NMF-utils {NMF}R Documentation

Class and Utility Methods for NMF objects

Description

Define generic interface methods for class NMF, which is the base – virtual – class of the results from any NMF algorithms implemented within package NMF's framework.

Usage


## S4 method for signature 'NMF':
connectivity(x, ...)

cophcor(object, ...)

dispersion(object, ...)

## S4 method for signature 'NMF, factor':
entropy(x, class, ...)

## S4 method for signature 'NMFfit':
residuals(object, track=FALSE)

rss(object, ...)
## S4 method for signature 'NMF':
rss(object, target)

## S4 method for signature 'NMF':
featureScore(object, method=c('kim', 'max'))

## S4 method for signature 'NMF':
extractFeatures(object, method=c('kim', 'max'), format=c('list', 'combine', 'subset'))
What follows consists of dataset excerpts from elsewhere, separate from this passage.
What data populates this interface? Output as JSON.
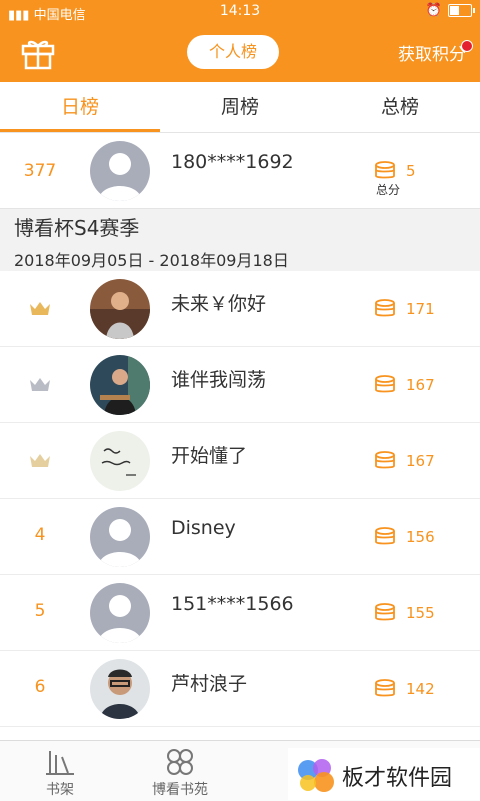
{
  "status_bar": {
    "carrier": "中国电信",
    "time": "14:13",
    "battery_level": 0.45
  },
  "header": {
    "title_button": "个人榜",
    "points_label": "获取积分",
    "points_has_notification": true
  },
  "tabs": [
    {
      "label": "日榜",
      "active": true
    },
    {
      "label": "周榜",
      "active": false
    },
    {
      "label": "总榜",
      "active": false
    }
  ],
  "my_rank": {
    "rank": "377",
    "name": "180****1692",
    "score": "5",
    "score_caption": "总分"
  },
  "season": {
    "title": "博看杯S4赛季",
    "dates": "2018年09月05日 - 2018年09月18日"
  },
  "leaderboard": [
    {
      "rank": "",
      "crown": "gold",
      "name": "未来￥你好",
      "score": "171",
      "avatar": "photo"
    },
    {
      "rank": "",
      "crown": "silver",
      "name": "谁伴我闯荡",
      "score": "167",
      "avatar": "photo"
    },
    {
      "rank": "",
      "crown": "bronze",
      "name": "开始懂了",
      "score": "167",
      "avatar": "calligraphy"
    },
    {
      "rank": "4",
      "crown": "",
      "name": "Disney",
      "score": "156",
      "avatar": "default"
    },
    {
      "rank": "5",
      "crown": "",
      "name": "151****1566",
      "score": "155",
      "avatar": "default"
    },
    {
      "rank": "6",
      "crown": "",
      "name": "芦村浪子",
      "score": "142",
      "avatar": "photo"
    }
  ],
  "bottom_nav": [
    {
      "label": "书架",
      "icon": "bookshelf-icon"
    },
    {
      "label": "博看书苑",
      "icon": "clover-icon"
    },
    {
      "label": "",
      "icon": "rank-icon",
      "active": true
    },
    {
      "label": "",
      "icon": "profile-icon"
    }
  ],
  "watermark": {
    "text": "板才软件园"
  },
  "colors": {
    "accent": "#f7931e",
    "background": "#ffffff",
    "section": "#f2f2f2",
    "badge": "#e5202e"
  }
}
## S4 method for signature 'NMF':
metaHeatmap(object, what=c('samples', 'features'), filter=FALSE, ...)

## S4 method for signature 'NMF':
nmfApply(object, MARGIN, FUN, ...)

## S4 method for signature 'NMF':
predict(object, what = c('samples', 'features'), prob=FALSE)

## S4 method for signature 'NMF, factor':
purity(x, class, ...)

## S4 method for signature 'NMF':
sparseness(x, what = c('features', 'samples'), ...)

syntheticNMF(n, r, p, offset=NULL, noise=FALSE, return.factors=FALSE)

Arguments

class A factor giving a known class membership for each sample.
filter if TRUE, only the features that are basis-specific are used. Those features are those returned by function extractFeatures.
format the output format of the extracted features. Possible values are:

  • list (default) a list with one element per basis vector, each containing the indices of the basis-specific features.
  • combine a single integer vector containing the indices of the basis-specific features for ALL the basis.
  • subset the object object subset to contain only the basis-specific features.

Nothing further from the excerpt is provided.